La Signora, autrice della nota, soggetto direttamente interessato, aveva avuto l’ardire di criticare il mitico giornalista per la maniera in cui aveva presentato il servizio.
L’aver pubblicato la lettera firmata, ci rese responsabili del crimine di lesa maestà, avendo osato violare la sacrosanctitas del divino in questione.
Apriti cielo. L’ira funesta non tardò a manifestarsi sotto forma del sms che riportiamo:
“Dovevi pubblicare i 20mila commenti positivi su facebook e poi il commento di una ignorante sconosciuta che non capisce che Le Scopatrici è un movimento come come Gli indignati e Gli inquinati. Se mi vedi in strada non mi salutare.
Firma”
Fin qui nulla quaestio. Ognunoi è libero di salutare e farsi salutare da chi gli pare e piace.
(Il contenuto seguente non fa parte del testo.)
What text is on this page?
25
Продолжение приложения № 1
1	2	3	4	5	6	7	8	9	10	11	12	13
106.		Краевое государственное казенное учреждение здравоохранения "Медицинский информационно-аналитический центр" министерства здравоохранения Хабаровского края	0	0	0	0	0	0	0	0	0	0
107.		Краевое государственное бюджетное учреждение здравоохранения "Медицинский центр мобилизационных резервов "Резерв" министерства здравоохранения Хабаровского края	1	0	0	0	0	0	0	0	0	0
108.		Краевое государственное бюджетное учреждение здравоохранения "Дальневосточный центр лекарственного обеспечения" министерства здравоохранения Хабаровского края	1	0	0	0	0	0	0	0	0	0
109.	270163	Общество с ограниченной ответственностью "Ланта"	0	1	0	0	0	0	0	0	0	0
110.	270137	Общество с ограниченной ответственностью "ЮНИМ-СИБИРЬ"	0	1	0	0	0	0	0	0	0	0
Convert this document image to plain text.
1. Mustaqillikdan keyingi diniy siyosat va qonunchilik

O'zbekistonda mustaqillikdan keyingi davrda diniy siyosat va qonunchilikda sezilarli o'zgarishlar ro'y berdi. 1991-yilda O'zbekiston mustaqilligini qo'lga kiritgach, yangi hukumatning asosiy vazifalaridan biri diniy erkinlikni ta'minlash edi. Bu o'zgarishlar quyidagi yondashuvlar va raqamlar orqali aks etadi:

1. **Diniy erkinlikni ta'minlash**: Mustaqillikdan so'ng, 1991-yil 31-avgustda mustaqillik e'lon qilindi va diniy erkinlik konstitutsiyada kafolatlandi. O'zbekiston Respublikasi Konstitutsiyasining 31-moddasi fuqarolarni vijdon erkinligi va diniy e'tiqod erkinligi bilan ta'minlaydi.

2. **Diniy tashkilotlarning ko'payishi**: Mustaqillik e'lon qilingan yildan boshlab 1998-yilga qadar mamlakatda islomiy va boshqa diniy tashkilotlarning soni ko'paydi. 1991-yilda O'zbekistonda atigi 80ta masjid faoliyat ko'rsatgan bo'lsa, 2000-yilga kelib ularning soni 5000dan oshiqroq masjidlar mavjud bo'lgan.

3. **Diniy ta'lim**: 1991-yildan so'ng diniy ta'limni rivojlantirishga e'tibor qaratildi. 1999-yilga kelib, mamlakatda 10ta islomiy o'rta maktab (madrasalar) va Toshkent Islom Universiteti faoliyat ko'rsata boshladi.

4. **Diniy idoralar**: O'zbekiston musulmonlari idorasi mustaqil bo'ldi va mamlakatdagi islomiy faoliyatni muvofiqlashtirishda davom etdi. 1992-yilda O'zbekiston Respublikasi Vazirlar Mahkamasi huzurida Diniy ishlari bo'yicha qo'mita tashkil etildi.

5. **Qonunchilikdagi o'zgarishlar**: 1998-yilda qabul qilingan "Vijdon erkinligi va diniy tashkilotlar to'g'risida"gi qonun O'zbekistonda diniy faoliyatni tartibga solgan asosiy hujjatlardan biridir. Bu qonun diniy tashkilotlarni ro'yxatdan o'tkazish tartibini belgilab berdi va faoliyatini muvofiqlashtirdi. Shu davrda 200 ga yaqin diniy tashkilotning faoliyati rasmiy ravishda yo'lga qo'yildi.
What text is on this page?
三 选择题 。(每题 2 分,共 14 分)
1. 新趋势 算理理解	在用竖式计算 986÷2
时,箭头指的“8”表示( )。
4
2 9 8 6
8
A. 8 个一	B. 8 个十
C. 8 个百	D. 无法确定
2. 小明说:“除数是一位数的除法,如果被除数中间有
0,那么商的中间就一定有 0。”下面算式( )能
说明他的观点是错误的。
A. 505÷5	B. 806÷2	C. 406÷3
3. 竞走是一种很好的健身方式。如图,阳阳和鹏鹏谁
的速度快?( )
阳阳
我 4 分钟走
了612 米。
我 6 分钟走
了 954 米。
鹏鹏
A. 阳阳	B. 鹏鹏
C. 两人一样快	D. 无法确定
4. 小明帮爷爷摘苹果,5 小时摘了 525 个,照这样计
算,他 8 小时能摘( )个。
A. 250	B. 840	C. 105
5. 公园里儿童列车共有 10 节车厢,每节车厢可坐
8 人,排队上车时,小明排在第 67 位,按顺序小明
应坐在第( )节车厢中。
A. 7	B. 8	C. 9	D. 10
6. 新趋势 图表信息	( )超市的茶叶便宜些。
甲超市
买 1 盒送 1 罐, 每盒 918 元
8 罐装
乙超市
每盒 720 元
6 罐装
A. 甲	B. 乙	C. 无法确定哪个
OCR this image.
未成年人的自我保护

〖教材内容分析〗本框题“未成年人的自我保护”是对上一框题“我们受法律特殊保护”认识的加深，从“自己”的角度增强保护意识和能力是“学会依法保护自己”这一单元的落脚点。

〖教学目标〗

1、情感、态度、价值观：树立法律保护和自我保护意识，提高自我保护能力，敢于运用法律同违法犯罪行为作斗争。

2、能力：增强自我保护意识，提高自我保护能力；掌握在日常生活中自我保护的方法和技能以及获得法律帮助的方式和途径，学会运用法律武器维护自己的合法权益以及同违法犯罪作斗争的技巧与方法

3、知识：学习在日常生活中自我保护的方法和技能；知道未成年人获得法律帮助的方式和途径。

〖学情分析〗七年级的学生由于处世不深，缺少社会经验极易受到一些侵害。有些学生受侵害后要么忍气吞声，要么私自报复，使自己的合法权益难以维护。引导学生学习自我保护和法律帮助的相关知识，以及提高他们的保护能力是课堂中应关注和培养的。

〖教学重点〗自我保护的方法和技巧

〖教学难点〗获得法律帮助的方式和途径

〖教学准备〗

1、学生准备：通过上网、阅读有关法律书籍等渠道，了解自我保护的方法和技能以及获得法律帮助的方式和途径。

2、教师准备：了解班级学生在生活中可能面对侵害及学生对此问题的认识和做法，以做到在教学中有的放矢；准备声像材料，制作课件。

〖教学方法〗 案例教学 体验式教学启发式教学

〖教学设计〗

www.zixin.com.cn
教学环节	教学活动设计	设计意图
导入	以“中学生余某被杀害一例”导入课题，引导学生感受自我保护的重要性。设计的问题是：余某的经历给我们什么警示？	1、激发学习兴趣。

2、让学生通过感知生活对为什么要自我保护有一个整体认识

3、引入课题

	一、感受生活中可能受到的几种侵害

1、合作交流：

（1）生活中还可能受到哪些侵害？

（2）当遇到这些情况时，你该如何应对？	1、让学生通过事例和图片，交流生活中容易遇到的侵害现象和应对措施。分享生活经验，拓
Del resto, si trattava di un “onore” al quale ben poco il sottoscritto teneva… Un secondo sms, a distanza di appena sei minuti, chiariva ulteriormente quel concetto di democrazia e libertà che contraddistingue il mitico giornalista di Teleacras. Questo il testo:
“E disattiva i commenti perché se leggo un insulto presento querela e vado subito dal prefetto per l’oscuramento del sito”.
Forse un avvocato avrebbe trovato gli estremi di una denuncia in un “pizzino” con questi toni. Il sottoscritto, giudicando semplicemente ridicola la minaccia del giornalista di rivolgersi al Prefetto che a suo dire avrebbe “oscurato il sito”, tirò un grosso sospiro di sollievo all’idea che aveva finalmente “perso l’onore del saluto” da parte di un simile soggetto. Un individuo capace pure di millantar credito e coinvolgere nei suoi sproloqui le massime Istituzioni cittadine, pur di provare a intimidire qualcuno.
Inutile dire che il pregevole “pizzino” dell’illustre giornalista resta a disposizione di chiunque, avendone motivo, ne facesse la richiesta.
I “pizzini” non ci fanno paura, e men che mai quelli di chi vanta possibilità al di sopra di quelle che realmente possiede.
Questa è la libertà di stampa e la democrazia delle quali taluni soggetti si fan vanto?